Aber was hat sich denn eigentlich geändert seit dem Frontman Trump (hinter dem steht auch eine mächtige Liga) das Zepter schwingt? Im Grunde genommen doch nichts. Ja, Trump verzichtet auf eine rosarote Einfärbung sondern sagt in plumper Offenheit, so dass auch der letzte es noch verstehen kann, wie die Lage der Dinge ist. Die USA bestimmen auch in Deutschland/EU, wie die Dinge zu laufen haben, sh. Nordstream 2, Atomabkommen mit dem Iran, Sanktionen usw. Das war in den Vor-Trump-Zeiten so, das ist heute so - America first eben. Und was macht die EU bzw. Deutschland? Die ziehen den Schwanz ein und tun das, was der Chef befiehlt. Man sehe sich nur die die deutsche Transatlantiker-Riege der im Bundestag vertretenen Parteien an. Keiner hat den Mut, deutsche Interessen zu vertreten. Der Irak ist da schon fortschrittlicher.

Zumindest kann Trump's plumpe direkte Art, dem Schmuddelsystem gefährlich werden, was auch wohl gewollt ist.

Wer destabilisiert im Nahen Osten?

Ich glaube auch dass die Konsequenzen der Ermordung General Soleimanis noch nicht abschätzbar sind.
Wie wir mittlerweile erfahren durften war der General zu einem Treffen mit dem Irakischen Premier unterwegs, mit ausdrücklicher Billigung Trumps, um einen diplomatischen Austausch mit Saudi Arabien zu betreiben.
Da Frau Heinrich ebenfalls das verbreitete Stereotyp von "Irans destabilisierenden Einfluss" nicht auslassen mag würde mich interessieren, inwieweit das mit Fakten belegt werden kann.
Die iranischen Kräfte Soleimanis haben Medienberichten zufolge eine bedeutende Rolle bei der Bekämpfung des IS im Irak und in Syrien gespielt und befanden sich nun anscheinend auf dem Wege einer diplomatischen Annäherung an Saudi Arabien.
Es darf daran erinnert werden, wer den Irak mehrfach angegriffen und zugrunde sanktioniert hat, unter Inkaufnahme von Mio.
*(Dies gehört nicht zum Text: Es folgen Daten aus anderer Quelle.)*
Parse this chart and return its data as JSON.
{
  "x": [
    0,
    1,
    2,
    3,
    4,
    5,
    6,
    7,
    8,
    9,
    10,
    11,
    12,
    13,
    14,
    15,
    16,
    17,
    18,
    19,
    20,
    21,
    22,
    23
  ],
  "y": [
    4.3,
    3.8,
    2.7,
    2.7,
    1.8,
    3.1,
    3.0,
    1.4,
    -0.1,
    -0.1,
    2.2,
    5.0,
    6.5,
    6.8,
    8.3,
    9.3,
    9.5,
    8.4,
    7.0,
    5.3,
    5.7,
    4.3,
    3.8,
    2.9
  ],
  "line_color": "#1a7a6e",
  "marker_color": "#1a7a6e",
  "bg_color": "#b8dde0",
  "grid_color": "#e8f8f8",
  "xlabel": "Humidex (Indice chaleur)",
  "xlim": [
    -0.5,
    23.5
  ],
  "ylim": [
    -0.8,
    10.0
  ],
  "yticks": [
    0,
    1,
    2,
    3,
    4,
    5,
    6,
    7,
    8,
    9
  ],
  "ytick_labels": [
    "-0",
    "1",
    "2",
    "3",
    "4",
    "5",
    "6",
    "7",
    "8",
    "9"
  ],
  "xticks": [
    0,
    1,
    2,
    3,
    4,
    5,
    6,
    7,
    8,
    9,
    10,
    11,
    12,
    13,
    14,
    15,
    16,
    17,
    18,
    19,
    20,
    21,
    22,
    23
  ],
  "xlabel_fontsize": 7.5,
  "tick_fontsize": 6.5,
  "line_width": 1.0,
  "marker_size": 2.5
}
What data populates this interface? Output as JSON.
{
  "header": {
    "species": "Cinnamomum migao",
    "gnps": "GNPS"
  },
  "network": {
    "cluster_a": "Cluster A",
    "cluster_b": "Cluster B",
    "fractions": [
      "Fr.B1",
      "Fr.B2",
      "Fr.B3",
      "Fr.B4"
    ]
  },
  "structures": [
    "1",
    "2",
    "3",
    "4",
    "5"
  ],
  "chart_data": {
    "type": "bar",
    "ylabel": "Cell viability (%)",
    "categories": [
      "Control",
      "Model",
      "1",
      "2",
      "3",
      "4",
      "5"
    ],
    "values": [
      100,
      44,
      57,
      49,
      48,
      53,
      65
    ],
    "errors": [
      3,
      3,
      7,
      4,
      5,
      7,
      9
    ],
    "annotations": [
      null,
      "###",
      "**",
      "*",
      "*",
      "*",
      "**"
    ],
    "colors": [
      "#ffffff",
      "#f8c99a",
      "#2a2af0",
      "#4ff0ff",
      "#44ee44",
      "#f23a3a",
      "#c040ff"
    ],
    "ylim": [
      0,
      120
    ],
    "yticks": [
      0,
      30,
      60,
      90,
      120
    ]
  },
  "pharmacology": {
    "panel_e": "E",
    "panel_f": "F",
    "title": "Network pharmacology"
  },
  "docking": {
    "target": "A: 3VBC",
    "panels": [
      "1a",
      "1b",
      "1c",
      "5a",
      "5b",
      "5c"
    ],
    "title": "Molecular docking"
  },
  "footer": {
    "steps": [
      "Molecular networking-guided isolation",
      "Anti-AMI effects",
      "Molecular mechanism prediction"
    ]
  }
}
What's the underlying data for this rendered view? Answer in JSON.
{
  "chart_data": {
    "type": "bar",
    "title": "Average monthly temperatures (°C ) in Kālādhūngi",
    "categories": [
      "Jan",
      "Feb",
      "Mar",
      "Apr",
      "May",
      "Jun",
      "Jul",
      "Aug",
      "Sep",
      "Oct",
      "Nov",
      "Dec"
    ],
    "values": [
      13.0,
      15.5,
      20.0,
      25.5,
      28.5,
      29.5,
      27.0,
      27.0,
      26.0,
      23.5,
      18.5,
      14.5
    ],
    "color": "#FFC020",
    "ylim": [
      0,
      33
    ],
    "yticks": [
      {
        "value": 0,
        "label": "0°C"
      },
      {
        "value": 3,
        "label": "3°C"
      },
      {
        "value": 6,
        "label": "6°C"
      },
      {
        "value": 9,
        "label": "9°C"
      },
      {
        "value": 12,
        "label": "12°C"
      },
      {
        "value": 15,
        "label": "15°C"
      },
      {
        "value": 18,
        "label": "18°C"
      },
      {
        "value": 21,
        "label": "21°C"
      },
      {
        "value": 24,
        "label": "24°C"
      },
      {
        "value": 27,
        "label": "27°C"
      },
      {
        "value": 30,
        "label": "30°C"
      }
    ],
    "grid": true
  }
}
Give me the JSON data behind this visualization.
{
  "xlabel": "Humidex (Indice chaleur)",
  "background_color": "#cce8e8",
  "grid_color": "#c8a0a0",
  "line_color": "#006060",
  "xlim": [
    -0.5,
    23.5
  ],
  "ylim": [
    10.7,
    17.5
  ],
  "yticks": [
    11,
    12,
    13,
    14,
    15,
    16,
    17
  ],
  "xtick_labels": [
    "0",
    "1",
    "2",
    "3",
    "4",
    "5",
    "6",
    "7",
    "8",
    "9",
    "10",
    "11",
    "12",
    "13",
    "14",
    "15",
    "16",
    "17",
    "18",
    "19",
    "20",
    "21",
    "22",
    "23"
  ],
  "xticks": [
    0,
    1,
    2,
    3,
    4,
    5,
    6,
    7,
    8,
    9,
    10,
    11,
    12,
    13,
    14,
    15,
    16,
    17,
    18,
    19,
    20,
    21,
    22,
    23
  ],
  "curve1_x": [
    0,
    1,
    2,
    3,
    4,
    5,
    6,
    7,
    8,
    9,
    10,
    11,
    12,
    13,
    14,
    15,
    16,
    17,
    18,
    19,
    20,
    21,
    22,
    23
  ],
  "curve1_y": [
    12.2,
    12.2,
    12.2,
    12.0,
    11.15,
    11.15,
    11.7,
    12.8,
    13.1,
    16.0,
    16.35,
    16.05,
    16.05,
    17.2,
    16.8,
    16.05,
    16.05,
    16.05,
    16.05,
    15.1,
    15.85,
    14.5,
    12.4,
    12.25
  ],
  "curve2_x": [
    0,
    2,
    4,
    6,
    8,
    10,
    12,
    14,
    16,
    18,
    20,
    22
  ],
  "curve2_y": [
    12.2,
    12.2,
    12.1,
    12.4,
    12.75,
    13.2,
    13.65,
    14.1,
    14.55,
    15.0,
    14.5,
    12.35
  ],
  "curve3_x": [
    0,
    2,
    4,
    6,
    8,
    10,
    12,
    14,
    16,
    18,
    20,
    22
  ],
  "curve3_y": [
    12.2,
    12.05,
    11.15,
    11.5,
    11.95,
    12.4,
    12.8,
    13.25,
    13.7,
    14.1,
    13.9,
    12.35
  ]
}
Todesopfern (siehe M.Albright, "it was worth the price").
Ein Land zu sanktionieren, zu überfallen und militärisch zu besetzen dürfte immer noch die ultimative Destabilisierung darstellen.

warum wird hier

"Europa" in die Pflicht genommen, ist doch das Außenministerium mit dem Genossen Maas an der Spitze auf kurzem Weg zu erreichen.

Liegt es daran, dass auch im VORWÄRTS niemand mehr mit Maas rechnet?

Wir verstehen die Frage nicht ganz, aber...

in dem Fall war das Interesse, die Position der SPD darzustellen, nicht die der Bundesregierung.